Buffett: US Probably Less Than Halfway Through Effects of Credit Crisis

The stock market is up so far today on mixed readings of the tea leaves. The Conference Board's index of leading indicators rose unexpectedly, which elicited some positive reports, but Reuters was not impressed, noting that the 0.1% rise showed weakness but not a formal recession. The Wall Street Journal attributed the rise to analyst upgrades of tech stocks and a softening of oil prices.

Warren Buffett, however, is not convinced the US economy is in the clear, discounting cheery talk that the credit crisis is soon to be over. From Bloomberg:


Billionaire Warren Buffett said the U.S. economy is less than halfway through a credit crisis that already sent home foreclosures to a record and sparked the collapse of Wall Street's fifth-largest securities firm.

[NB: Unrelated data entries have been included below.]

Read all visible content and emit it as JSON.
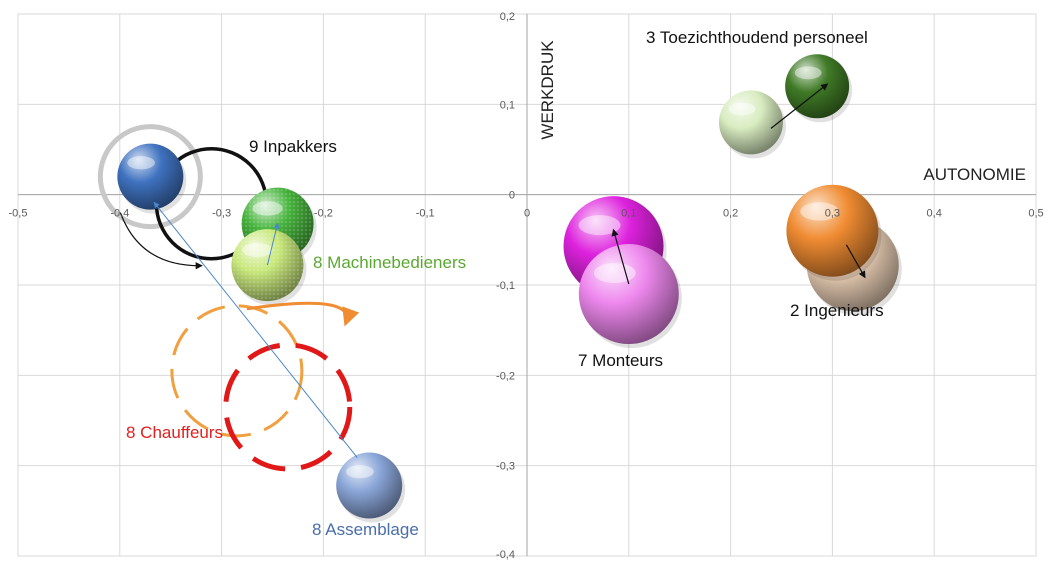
{
  "chart_data": {
    "type": "scatter",
    "title": "",
    "xlabel": "AUTONOMIE",
    "ylabel": "WERKDRUK",
    "xlim": [
      -0.5,
      0.5
    ],
    "ylim": [
      -0.4,
      0.2
    ],
    "grid": true,
    "x_ticks": [
      "-0,5",
      "-0,4",
      "-0,3",
      "-0,2",
      "-0,1",
      "0",
      "0,1",
      "0,2",
      "0,3",
      "0,4",
      "0,5"
    ],
    "y_ticks": [
      "0,2",
      "0,1",
      "0",
      "-0,1",
      "-0,2",
      "-0,3",
      "-0,4"
    ],
    "groups": [
      {
        "label": "9 Inpakkers",
        "label_color": "#111111",
        "from": {
          "x": -0.37,
          "y": 0.02
        },
        "to": {
          "x": -0.31,
          "y": -0.01
        },
        "style": "rings",
        "from_color": "#c8c8c8",
        "to_color": "#111111",
        "from_ball_color": "#3f72c0"
      },
      {
        "label": "8 Machinebedieners",
        "label_color": "#5aa832",
        "from": {
          "x": -0.255,
          "y": -0.078
        },
        "to": {
          "x": -0.245,
          "y": -0.032
        },
        "from_color": "#c8e87a",
        "to_color": "#46b43c"
      },
      {
        "label": "8 Chauffeurs",
        "label_color": "#e02020",
        "from": {
          "x": -0.285,
          "y": -0.195
        },
        "to": {
          "x": -0.235,
          "y": -0.235
        },
        "style": "dashed",
        "from_color": "#f0a040",
        "to_color": "#e01818",
        "arrow_color": "#f08c32"
      },
      {
        "label": "8 Assemblage",
        "label_color": "#4a6ea8",
        "from": {
          "x": -0.155,
          "y": -0.322
        },
        "to": {
          "x": -0.37,
          "y": 0.0
        },
        "from_color": "#8aa6d8",
        "to_color": "#4472c4"
      },
      {
        "label": "7 Monteurs",
        "label_color": "#111111",
        "from": {
          "x": 0.1,
          "y": -0.11
        },
        "to": {
          "x": 0.085,
          "y": -0.057
        },
        "from_color": "#ee88ee",
        "to_color": "#dd22dd"
      },
      {
        "label": "3 Toezichthoudend  personeel",
        "label_color": "#111111",
        "from": {
          "x": 0.22,
          "y": 0.08
        },
        "to": {
          "x": 0.285,
          "y": 0.12
        },
        "from_color": "#d8ecc0",
        "to_color": "#3f7a26"
      },
      {
        "label": "2 Ingenieurs",
        "label_color": "#111111",
        "from": {
          "x": 0.3,
          "y": -0.04
        },
        "to": {
          "x": 0.32,
          "y": -0.078
        },
        "from_color": "#f08c32",
        "to_color": "#e8cdb4"
      }
    ]
  }
}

``I don't necessarily think we're halfway through or necessarily a quarter of the way through the effects throughout the general economy,'' Buffett, 77, told reporters today in Frankfurt, Germany. ``The initial effects are felt by the people who really did the silliest things, but you can have a whole bunch of domino-type effects that eventually can get to people who are doing fairly sound things.''....

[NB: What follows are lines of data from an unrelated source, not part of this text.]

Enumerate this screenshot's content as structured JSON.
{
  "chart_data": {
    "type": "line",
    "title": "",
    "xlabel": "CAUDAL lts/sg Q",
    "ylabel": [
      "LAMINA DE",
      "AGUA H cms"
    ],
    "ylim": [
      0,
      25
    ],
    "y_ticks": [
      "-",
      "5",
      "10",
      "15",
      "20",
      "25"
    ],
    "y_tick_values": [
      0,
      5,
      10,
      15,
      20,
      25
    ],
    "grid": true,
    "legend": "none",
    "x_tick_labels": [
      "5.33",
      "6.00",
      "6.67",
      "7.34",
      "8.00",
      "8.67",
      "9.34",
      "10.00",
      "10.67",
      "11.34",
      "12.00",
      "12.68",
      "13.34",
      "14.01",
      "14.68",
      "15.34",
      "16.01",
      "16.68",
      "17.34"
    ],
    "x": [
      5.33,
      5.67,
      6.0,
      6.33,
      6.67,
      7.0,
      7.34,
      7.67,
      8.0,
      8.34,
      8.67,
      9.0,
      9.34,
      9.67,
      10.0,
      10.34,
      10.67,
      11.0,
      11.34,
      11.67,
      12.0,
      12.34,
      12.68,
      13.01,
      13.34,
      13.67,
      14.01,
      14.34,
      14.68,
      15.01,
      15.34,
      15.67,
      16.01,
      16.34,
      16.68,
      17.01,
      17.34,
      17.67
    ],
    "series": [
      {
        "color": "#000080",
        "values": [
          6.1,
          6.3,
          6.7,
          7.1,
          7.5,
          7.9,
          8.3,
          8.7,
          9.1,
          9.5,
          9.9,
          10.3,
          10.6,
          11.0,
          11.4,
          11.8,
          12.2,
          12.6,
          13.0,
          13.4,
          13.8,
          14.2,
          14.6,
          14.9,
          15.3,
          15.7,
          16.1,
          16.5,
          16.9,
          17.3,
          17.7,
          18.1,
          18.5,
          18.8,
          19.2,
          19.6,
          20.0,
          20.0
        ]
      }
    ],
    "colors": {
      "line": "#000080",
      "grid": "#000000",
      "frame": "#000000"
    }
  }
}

The danger of multiple investment bank failures probably ended when the Federal Reserve orchestrated the takeover of Bear Stearns Cos. by JPMorgan Chase & Co., said Buffett, chairman of Omaha, Nebraska-based Berkshire Hathaway Inc. Yet the damage to the economy and individuals will keep mounting, he said.

``In my judgment, there's a good chance that most of that is not over,'' said Buffett.